Conor Hourihane has not played a full 90 minutes since Aston Villa’s 3-0 loss against Watford after Christmas.
Words: Andrew Maddox | @MaddoxJourno
Let us pose a question.
Who scored in the play-off campaign, has played his part in several big goals for Aston Villa in the Premier League – and yet is struggling to get into the team and hold down a position?
The answer, of course, is Conor Hourihane. The Irish midfielder has been mostly fantastic in his three years at Villa Park and absolutely deserves a shot in the team.
Don’t mix this up with a dismissal of Danny Drinkwater. His Premier League winners medal and European competition experience should speak for his credentials – but the midfielder is struggling to shake off his ‘rust’. The midfielder did not play at all last season, and made a single appearance for Burnley in the first half of this season.

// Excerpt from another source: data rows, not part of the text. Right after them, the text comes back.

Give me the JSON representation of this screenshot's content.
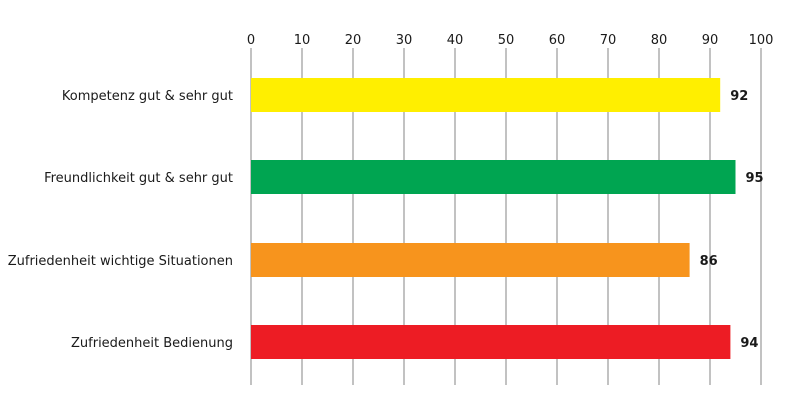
{
  "chart_data": {
    "type": "bar",
    "orientation": "horizontal",
    "categories": [
      "Kompetenz gut & sehr gut",
      "Freundlichkeit gut & sehr gut",
      "Zufriedenheit wichtige Situationen",
      "Zufriedenheit Bedienung"
    ],
    "values": [
      92,
      95,
      86,
      94
    ],
    "value_labels": [
      "92",
      "95",
      "86",
      "94"
    ],
    "colors": [
      "#FFEF00",
      "#00A551",
      "#F7941D",
      "#ED1C24"
    ],
    "xlim": [
      0,
      100
    ],
    "ticks": [
      0,
      10,
      20,
      30,
      40,
      50,
      60,
      70,
      80,
      90,
      100
    ],
    "tick_labels": [
      "0",
      "10",
      "20",
      "30",
      "40",
      "50",
      "60",
      "70",
      "80",
      "90",
      "100"
    ],
    "tick_position": "top",
    "grid": true,
    "legend": "none"
  }
}
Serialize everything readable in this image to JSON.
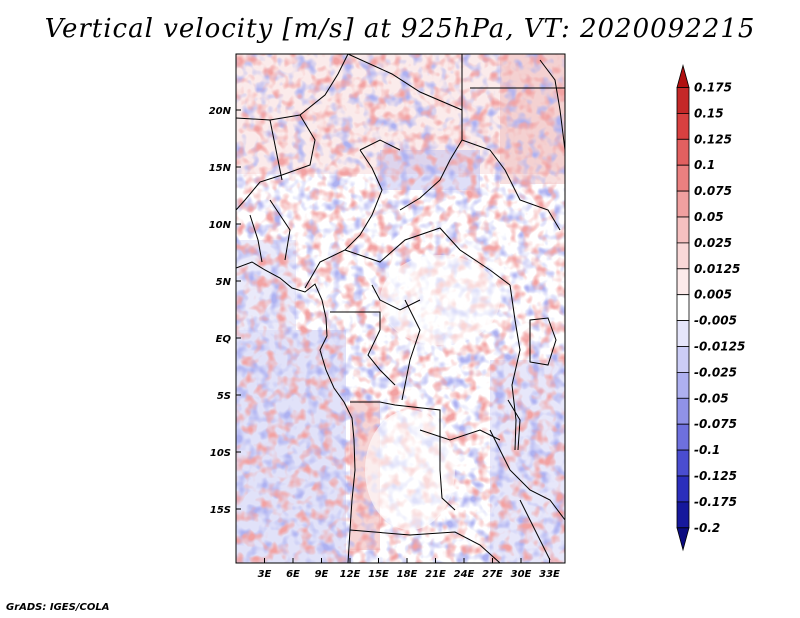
{
  "title": "Vertical velocity [m/s] at 925hPa, VT: 2020092215",
  "credit": "GrADS: IGES/COLA",
  "map": {
    "lat_labels": [
      "20N",
      "15N",
      "10N",
      "5N",
      "EQ",
      "5S",
      "10S",
      "15S"
    ],
    "lon_labels": [
      "3E",
      "6E",
      "9E",
      "12E",
      "15E",
      "18E",
      "21E",
      "24E",
      "27E",
      "30E",
      "33E"
    ]
  },
  "colorbar": {
    "levels": [
      "0.175",
      "0.15",
      "0.125",
      "0.1",
      "0.075",
      "0.05",
      "0.025",
      "0.0125",
      "0.005",
      "-0.005",
      "-0.0125",
      "-0.025",
      "-0.05",
      "-0.075",
      "-0.1",
      "-0.125",
      "-0.175",
      "-0.2"
    ],
    "colors": [
      "#b01010",
      "#c42828",
      "#d84040",
      "#e26060",
      "#ea8080",
      "#f0a0a0",
      "#f5c0c0",
      "#f9d8d8",
      "#fceaea",
      "#ffffff",
      "#e6e6fb",
      "#cccdf6",
      "#aeb0f0",
      "#9092e8",
      "#6e70de",
      "#4a4dd0",
      "#2b2ebc",
      "#16189c",
      "#0c0c80"
    ]
  }
}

Yes, he has had a difficult start to his Aston Villa career but acclimatising to regular football after a prolonged period on the sidelines is bound to be difficult.
A comparison between the two aforementioned midfielders comes up favourably for Hourihane. From Premier League matches this season, Hourihane has five goal contributions compared to Drinkwater’s none, and these goals from Conor have proven to be huge for Aston Villa. It was Hourihane that scored in vital wins against Newcastle, and twice against Norwich. If a game requires a spark, or a match-winning goal, you’d likely turn to the Irish maestro.
Conor Hourihane has always been a more creative midfielder – despite often being played in deeper roles. He attempts less passes per game than Drinkwater on average, 22.5 compared to 38.5, the accuracy of his pass is higher. Hourihane’s pass completion of 88.43% is marginally better than Jack Grealish’s at 84.78 – although Jack has had more game time to affect his statistics. But Hourihane get’s himself into more dangerous positions – shown via his attempts at almost three crosses per game compared to Danny Drinkwater’s 0.2.
Drinkwater is the more defensive option, yet Hourihane continues to compete with the Chelsea loanee in that area too. Both average around one clearance per game, with Drinkwater slightly edging aerial clearances. Republic of Ireland international Hourihane is seemingly stonger in the air despite this, winning five aerial battles compared to Drinkwater’s nil.
There’s also the errors. Drinkwater has made errors leading to goals, whereas Hourihane has not made any – none that have been picked up by statisticians anyway. Danny also is dispossessed far more frequently, averaging 0.6 times per game compared to the 0.18 per game of Hourihane. Whilst the newer signing is marginally better defensively, the fact of the matter is that Aston Villa would not lose a great amount of defensive security if Hourihane was to start a game.
Sentiment does play a large role. Being a new and relatively divisive signing, Danny Drinkwater has not had the opportunity to build a strong connection to the club or fans in the way that Conor Hourihane has.
The Irishman has been with the club through two of the most tumultuous periods of his career, including the ‘rut’ that he’s stuck in now. When Aston Villa were struggling midseason last year, Hourihane received much of the blame and many noticed his head drop as he was substituted in the infamous loss to West Bromwich Albion. However, his 19 goal contributions across 43 appearances proved to play a pivotal role in Aston Villa’s ascension to the Premier League.
Drinkwater is a good midfielder, but has shown that he is struggling to break the chains that are holding him back – a lack of game time and off-the-field issues – but patience for the midfielder is beginning to wear thin.
With crunch battles against Southampton and Newcastle fast approaching, Dean Smith must make a decision whilst John McGinn edges closer to recovery. Drinkwater may release the ball quicker than Hourihane, but his mishaps on the ball put an already vulnerable back line into precarious situations – and with huge games, including the small matter of a cup final approaching – that backline needs as much protection as possible.
Hourihane is by no means a perfect player. He has struggled in certain matches and has drawn criticism over how some of his performances start – but even if the Irishman does not start games, he can provide an attacking option from the bench rather than bringing on a more defensive-minded player and looking to settle for whatever the current score may be.
Conor deserves more than a bit-part role, and his re-inclusion may just be enough to lift the heavy burden on Danny Drinkwater’s shoulders.